L’indemnisation de 2011 avait été consentie par son assureur, sans préjudice de la question de sa responsabilité civile et à la décharge complète de l’Association institut de Lancy.

Les dommages dont se plaignaient les époux ALESSANDRI étaient sans rapport avec les travaux déjà entrepris, et les travaux à entreprendre ne pouvaient causer des inconvénients graves vu l’ensemble des préavis favorables recueillis par le département.

12) Le 19 avril 2021, le département a conclu au rejet du recours.

Le prétendu danger invoqué par les époux ALESSANDRI n’était nullement documenté, et se basait sur la seule appréciation purement hypothétique de ceux-ci et sur le prétendu impact qu’auraient eu de précédents travaux, sans lien avec l’autorisation querellée, et qui n’étaient pas localisés au même emplacement.

Il ne relevait pas du département, mais des mandataires et des propriétaires, et un éventuel problème de stabilité du terrain et des constructions avoisinantes relevaient du droit privé et ne pouvait remettre en cause la licéité de l’autorisation de construire. Les éventuels problèmes de stabilité découlant du chantier n’étaient ainsi pas des nuisances au sens de l’art. 14 LCI et n’étaient pas de la compétence du TAPI.

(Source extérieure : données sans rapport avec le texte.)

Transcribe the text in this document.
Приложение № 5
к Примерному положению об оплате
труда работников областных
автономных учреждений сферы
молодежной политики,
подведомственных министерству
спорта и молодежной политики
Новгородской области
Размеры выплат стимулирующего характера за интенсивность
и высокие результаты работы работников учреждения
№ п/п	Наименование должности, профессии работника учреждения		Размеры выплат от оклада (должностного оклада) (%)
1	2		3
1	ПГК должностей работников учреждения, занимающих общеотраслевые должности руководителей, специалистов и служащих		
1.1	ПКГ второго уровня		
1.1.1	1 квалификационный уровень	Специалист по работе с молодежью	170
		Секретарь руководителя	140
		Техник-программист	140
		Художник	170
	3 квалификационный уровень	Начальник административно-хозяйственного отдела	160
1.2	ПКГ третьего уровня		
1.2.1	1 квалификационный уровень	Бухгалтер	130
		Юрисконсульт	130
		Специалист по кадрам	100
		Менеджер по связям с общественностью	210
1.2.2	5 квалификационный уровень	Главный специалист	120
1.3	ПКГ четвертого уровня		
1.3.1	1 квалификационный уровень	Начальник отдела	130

Le projet avait quoiqu’il en soit fait l’objet d’un examen consciencieux de la part du GESDEC. Cette instance spécialisée avait examiné le dossier à deux reprises. L’école avait fourni deux rapports géotechniques, des 26 novembre 2019 et 16 juillet 2020, qui étaient détaillés, déterminaient la nature du terrain, les eaux souterraines, les mesures constructives adéquates et les mesures de précaution à prendre afin que le chantier se déroule sans encombre pour elle et pour son voisinage. Le préavis du GESDEC, puis l’autorisation de construire, reprenaient les conditions visant à empêcher notamment tout impact de l’ouvrage sur les eaux souterraines et par conséquent sur la stabilité du terrain. Un suivi hydrogéologique était par ailleurs imposé avant, pendant et après le chantier et il était exigé que toutes les mesures soient prises pour éviter tout effet de barrage sur la nappe d’eau souterraine.

La construction litigieuse était projetée en bordure de l’avenue des Communes-Réunies, soit à la plus grande distance de la parcelle des époux ALESSANDRI, de sorte que l’éventuel impact des travaux prévus sur leur construction paraissait d’autant moins évident.

13) Le 28 mai 2021, les époux ALESSANDRI ont persisté dans leurs conclusions en annulation de l’autorisation. Préalablement, l’instruction de la procédure devait être suspendue dans l’attente du rapport d’expertise ordonné par le Tribunal civil. Un complément d’étude devait être ordonné, incluant l’installation d’au minimum deux piézomètres additionnels à l’aval, une série de mesures piézométriques à basses et hautes eaux, et une simulation numérique tridimensionnelle afin de comprendre le comportement de la nappe phréatique. Un couplage hydromécanique montrant l’influence d’une modification de la saturation sur le comportement mécanique des argiles devait en outre être réalisé. Un transport sur place ainsi que l’audition de l’auteur du rapport de la société Aquageo devaient en outre être ordonnés.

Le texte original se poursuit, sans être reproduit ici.